On their turn, a player must visit a shop different from their previous turn and then either Gather there or Enchant it. If they decide to Gather, the player gains Goods, Coins, and Dragons from the Shop based on its number of Dragons and Enchantments. They may then choose to place an Artisan Dragon card from their hand into one of the Shop's Dragon slots with a matching icon to gain the listed reward. This action also allows the player to fire up a dragon, and use the Shop's special ability. If they decide to Enchant, the player pays the Goods cost of one of the face-up Enchantment cards matching one of the Shop's icons to gain its listed rewards once, and from then on that Shop gives one additional Good when any player Gathers there. The player can then choose to fire up all dragons. If an Artisan Dragon card is placed in the last empty slot of a Shop during a player's turn, a new Shop from the Shop deck is placed on the Town mat.
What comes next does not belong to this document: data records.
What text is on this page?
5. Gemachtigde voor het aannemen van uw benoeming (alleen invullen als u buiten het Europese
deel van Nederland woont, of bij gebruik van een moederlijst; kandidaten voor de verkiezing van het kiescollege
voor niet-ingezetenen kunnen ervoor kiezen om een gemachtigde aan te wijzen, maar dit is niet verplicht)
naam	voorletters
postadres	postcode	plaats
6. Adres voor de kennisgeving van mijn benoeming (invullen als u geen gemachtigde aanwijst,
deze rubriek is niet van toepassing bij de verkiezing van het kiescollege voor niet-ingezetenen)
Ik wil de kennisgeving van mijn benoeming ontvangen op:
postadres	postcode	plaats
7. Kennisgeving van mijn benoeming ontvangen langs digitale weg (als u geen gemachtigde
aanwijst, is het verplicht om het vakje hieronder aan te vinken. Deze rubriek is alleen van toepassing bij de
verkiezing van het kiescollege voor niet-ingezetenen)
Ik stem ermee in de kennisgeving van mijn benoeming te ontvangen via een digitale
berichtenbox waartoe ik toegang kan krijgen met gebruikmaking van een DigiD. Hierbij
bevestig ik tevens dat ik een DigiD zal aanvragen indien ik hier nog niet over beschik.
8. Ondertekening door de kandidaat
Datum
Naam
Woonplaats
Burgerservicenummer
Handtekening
At the end of their turn, a player must return cards from their hand so they have less than six Artisan Dragons cards and seven Goods of each type, and redraw any missing face-up Artisan Dragon or Enchantment cards. When there are no more cards in one of the Artisan Dragon or Enchantment decks, one more round is played and Reputation is awarded for leftover Coins and completed Moon Dragon goals. The player with the most Reputation at the end of the game is the winner.

== Reception ==
Freelance contributor James Palmer, writing for Smithsonian, listed it as one of the best board games of 2022, praising the game's art style and noting that the game is suitable for little kids but still engaging for older children. IGN rated Flamecraft 8/10, with Matt Thrower noting that "balance of simple rules and evolving depth as the game progresses gives Flamecraft a very wide appeal" but that "it can feel repetitive and shallow after a few plays." Charlie Hall, writing for Polygon, described the game as "an absolute joy from start to finish," and praised it heavily for both its visual and game design.

Flamecraft was the winner of Dicebreaker's 2022 Tabletop Award for Best Board Game, with Matt Jarvis describing the game as "a delight through and through" and commending its illustrations and balance of strategy and simplicity. The game was nominated for the 2023 Expert Game Prize (Kennersprijs) of the Nederlandse Spellenprijs' and was the winner of the 2023 Prettiest Game (Najładniejsza Gra) award of the Gra Roku.